It was of no avail. Europe felt a new life, a new nationalism moving within her. Voyages of discovery to India, to America, first stirred imaginations, and later poured into the itching palms of ambitious statesmen, soldiers, artists, vast stores of gold. The pulse of the world beat quicker. Constantinople fell, a thousand years after its foundation, into the hands of the Turk, and its stores of manuscripts, of art, of craftsmen, poured into Italy. Men became inventors, innovators, artists, revolutionaries. Cesare Borgia attempted, but failed, to create an Italian empire. Martin Luther attempted to secede from the Church, and succeeded.

He declared that a man could save his soul by the grace of God only, and on that basis started a wrangle of ideals and of wordy disputations that plunged Europe once more into an inferno of warfare. It lasted until 1648, the peace of Westphalia, when it was found that on the whole the northern parts of Europe had become Protestant and the southern had remained Catholic.


FRANCE AND ENGLAND

At this very moment Louis XIV was beginning the reign that was to mark out for France the great position she held in the Europe of the last two centuries. The age of feudalism was fast passing. The last great feudatories had worn out their strength in the wars of religion.

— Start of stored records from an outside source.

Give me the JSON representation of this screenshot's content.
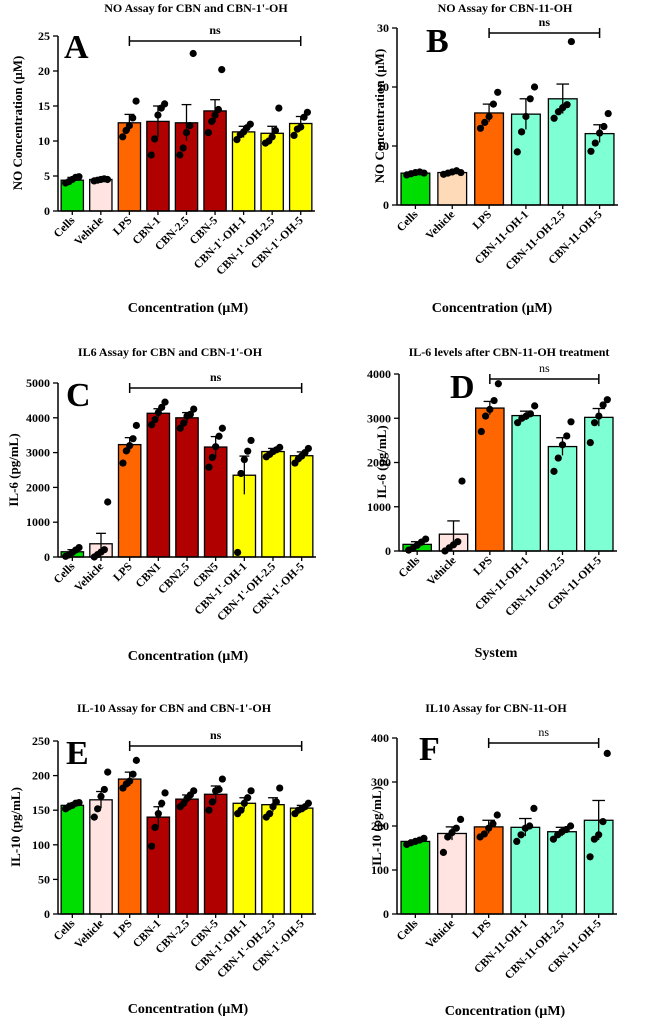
{
  "chart_data": [
    {
      "type": "bar",
      "panel": "A",
      "title": "NO Assay for CBN and CBN-1'-OH",
      "ylabel": "NO Concentration (µM)",
      "xlabel": "Concentration (µM)",
      "ylim": [
        0,
        25
      ],
      "yticks": [
        0,
        5,
        10,
        15,
        20,
        25
      ],
      "categories": [
        "Cells",
        "Vehicle",
        "LPS",
        "CBN-1",
        "CBN-2.5",
        "CBN-5",
        "CBN-1'-OH-1",
        "CBN-1'-OH-2.5",
        "CBN-1'-OH-5"
      ],
      "values": [
        4.4,
        4.5,
        12.6,
        12.8,
        12.6,
        14.3,
        11.3,
        11.1,
        12.5
      ],
      "errors": [
        0.4,
        0.2,
        1.2,
        2.2,
        2.6,
        1.6,
        0.8,
        1.0,
        1.0
      ],
      "points": [
        [
          4.0,
          4.2,
          4.5,
          4.8,
          4.9
        ],
        [
          4.3,
          4.4,
          4.5,
          4.6,
          4.5
        ],
        [
          10.6,
          11.5,
          12.2,
          13.3,
          15.7
        ],
        [
          8.0,
          10.3,
          13.7,
          14.7,
          15.3
        ],
        [
          8.0,
          9.0,
          11.2,
          12.2,
          22.5
        ],
        [
          11.2,
          12.8,
          13.7,
          14.5,
          20.2
        ],
        [
          10.2,
          10.9,
          11.3,
          11.9,
          12.4
        ],
        [
          9.7,
          10.0,
          10.6,
          11.5,
          14.7
        ],
        [
          10.8,
          11.7,
          12.0,
          13.4,
          14.1
        ]
      ],
      "colors": [
        "#00dd00",
        "#ffe4e1",
        "#ff6600",
        "#b00000",
        "#b00000",
        "#b00000",
        "#ffff00",
        "#ffff00",
        "#ffff00"
      ],
      "significance": {
        "label": "ns",
        "from": "LPS",
        "to": "CBN-1'-OH-5"
      }
    },
    {
      "type": "bar",
      "panel": "B",
      "title": "NO Assay for CBN-11-OH",
      "ylabel": "NO Concentration (µM)",
      "xlabel": "Concentration (µM)",
      "ylim": [
        0,
        30
      ],
      "yticks": [
        0,
        10,
        20,
        30
      ],
      "categories": [
        "Cells",
        "Vehicle",
        "LPS",
        "CBN-11-OH-1",
        "CBN-11-OH-2.5",
        "CBN-11-OH-5"
      ],
      "values": [
        5.4,
        5.5,
        15.6,
        15.4,
        18.0,
        12.1
      ],
      "errors": [
        0.3,
        0.3,
        1.5,
        2.6,
        2.5,
        1.5
      ],
      "points": [
        [
          5.1,
          5.3,
          5.5,
          5.6,
          5.4
        ],
        [
          5.2,
          5.4,
          5.6,
          5.8,
          5.5
        ],
        [
          13.0,
          14.0,
          15.0,
          17.1,
          19.1
        ],
        [
          9.0,
          12.4,
          15.0,
          18.0,
          20.0
        ],
        [
          14.7,
          15.8,
          16.5,
          17.0,
          27.7
        ],
        [
          9.1,
          10.5,
          12.2,
          13.3,
          15.5
        ]
      ],
      "colors": [
        "#00dd00",
        "#ffdab9",
        "#ff6600",
        "#7fffd4",
        "#7fffd4",
        "#7fffd4"
      ],
      "significance": {
        "label": "ns",
        "from": "LPS",
        "to": "CBN-11-OH-5"
      }
    },
    {
      "type": "bar",
      "panel": "C",
      "title": "IL6 Assay for CBN and CBN-1'-OH",
      "ylabel": "IL-6 (pg/mL)",
      "xlabel": "Concentration (µM)",
      "ylim": [
        0,
        5000
      ],
      "yticks": [
        0,
        1000,
        2000,
        3000,
        4000,
        5000
      ],
      "categories": [
        "Cells",
        "Vehicle",
        "LPS",
        "CBN1",
        "CBN2.5",
        "CBN5",
        "CBN-1'-OH-1",
        "CBN-1'-OH-2.5",
        "CBN-1'-OH-5"
      ],
      "values": [
        150,
        380,
        3230,
        4130,
        4000,
        3160,
        2350,
        3030,
        2910
      ],
      "errors": [
        60,
        300,
        200,
        130,
        150,
        300,
        550,
        90,
        110
      ],
      "points": [
        [
          20,
          60,
          130,
          200,
          270
        ],
        [
          0,
          70,
          140,
          210,
          1580
        ],
        [
          2700,
          3050,
          3200,
          3400,
          3780
        ],
        [
          3800,
          3950,
          4150,
          4300,
          4450
        ],
        [
          3700,
          3850,
          4050,
          4100,
          4250
        ],
        [
          2580,
          2860,
          3170,
          3470,
          3700
        ],
        [
          130,
          2400,
          2800,
          3040,
          3350
        ],
        [
          2880,
          2950,
          3030,
          3080,
          3150
        ],
        [
          2700,
          2820,
          2900,
          3000,
          3120
        ]
      ],
      "colors": [
        "#00dd00",
        "#ffe4e1",
        "#ff6600",
        "#b00000",
        "#b00000",
        "#b00000",
        "#ffff00",
        "#ffff00",
        "#ffff00"
      ],
      "significance": {
        "label": "ns",
        "from": "LPS",
        "to": "CBN-1'-OH-5"
      }
    },
    {
      "type": "bar",
      "panel": "D",
      "title": "IL-6 levels after CBN-11-OH treatment",
      "ylabel": "IL-6 (pg/mL)",
      "xlabel": "System",
      "ylim": [
        0,
        4000
      ],
      "yticks": [
        0,
        1000,
        2000,
        3000,
        4000
      ],
      "categories": [
        "Cells",
        "Vehicle",
        "LPS",
        "CBN-11-OH-1",
        "CBN-11-OH-2.5",
        "CBN-11-OH-5"
      ],
      "values": [
        150,
        380,
        3230,
        3060,
        2360,
        3020
      ],
      "errors": [
        60,
        300,
        150,
        100,
        200,
        200
      ],
      "points": [
        [
          20,
          60,
          130,
          200,
          270
        ],
        [
          0,
          70,
          140,
          210,
          1580
        ],
        [
          2700,
          3050,
          3200,
          3400,
          3780
        ],
        [
          2900,
          3000,
          3050,
          3100,
          3280
        ],
        [
          1800,
          2100,
          2400,
          2600,
          2920
        ],
        [
          2450,
          2900,
          3050,
          3300,
          3420
        ]
      ],
      "colors": [
        "#00dd00",
        "#ffe4e1",
        "#ff6600",
        "#7fffd4",
        "#7fffd4",
        "#7fffd4"
      ],
      "significance": {
        "label": "ns",
        "from": "LPS",
        "to": "CBN-11-OH-5"
      }
    },
    {
      "type": "bar",
      "panel": "E",
      "title": "IL-10 Assay for CBN and CBN-1'-OH",
      "ylabel": "IL-10 (pg/mL)",
      "xlabel": "Concentration (µM)",
      "ylim": [
        0,
        250
      ],
      "yticks": [
        0,
        50,
        100,
        150,
        200,
        250
      ],
      "categories": [
        "Cells",
        "Vehicle",
        "LPS",
        "CBN-1",
        "CBN-2.5",
        "CBN-5",
        "CBN-1'-OH-1",
        "CBN-1'-OH-2.5",
        "CBN-1'-OH-5"
      ],
      "values": [
        157,
        165,
        195,
        140,
        166,
        173,
        160,
        158,
        153
      ],
      "errors": [
        3,
        12,
        10,
        15,
        6,
        12,
        8,
        10,
        4
      ],
      "points": [
        [
          152,
          155,
          157,
          160,
          161
        ],
        [
          140,
          152,
          170,
          180,
          205
        ],
        [
          182,
          188,
          192,
          202,
          222
        ],
        [
          98,
          125,
          145,
          160,
          175
        ],
        [
          155,
          160,
          167,
          172,
          178
        ],
        [
          150,
          162,
          178,
          180,
          195
        ],
        [
          145,
          150,
          160,
          168,
          178
        ],
        [
          140,
          145,
          155,
          162,
          182
        ],
        [
          145,
          150,
          152,
          155,
          160
        ]
      ],
      "colors": [
        "#00dd00",
        "#ffe4e1",
        "#ff6600",
        "#b00000",
        "#b00000",
        "#b00000",
        "#ffff00",
        "#ffff00",
        "#ffff00"
      ],
      "significance": {
        "label": "ns",
        "from": "LPS",
        "to": "CBN-1'-OH-5"
      }
    },
    {
      "type": "bar",
      "panel": "F",
      "title": "IL10 Assay for CBN-11-OH",
      "ylabel": "IL-10 (pg/mL)",
      "xlabel": "Concentration (µM)",
      "ylim": [
        0,
        400
      ],
      "yticks": [
        0,
        100,
        200,
        300,
        400
      ],
      "categories": [
        "Cells",
        "Vehicle",
        "LPS",
        "CBN-11-OH-1",
        "CBN-11-OH-2.5",
        "CBN-11-OH-5"
      ],
      "values": [
        165,
        183,
        198,
        197,
        187,
        213
      ],
      "errors": [
        3,
        15,
        15,
        20,
        10,
        45
      ],
      "points": [
        [
          158,
          162,
          165,
          168,
          172
        ],
        [
          140,
          175,
          185,
          195,
          215
        ],
        [
          175,
          182,
          195,
          205,
          225
        ],
        [
          165,
          180,
          195,
          200,
          240
        ],
        [
          170,
          180,
          187,
          192,
          200
        ],
        [
          130,
          170,
          180,
          210,
          365
        ]
      ],
      "colors": [
        "#00dd00",
        "#ffe4e1",
        "#ff6600",
        "#7fffd4",
        "#7fffd4",
        "#7fffd4"
      ],
      "significance": {
        "label": "ns",
        "from": "LPS",
        "to": "CBN-11-OH-5"
      }
    }
  ]
}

The monarchy had gained what they had lost, and now set to work in the splendor and pageantry of Versailles to reduce the once semi-independent feudal soldier into a mincing courtier. The Bourbons succeeded in large part. They remained the autocrats of France, with the privileged orders of the clergy and aristocracy at a low level beneath them, and in unchecked control of the machinery of government. That machinery they soon began to abuse. Its complete breakdown came with the French Revolution in 1789.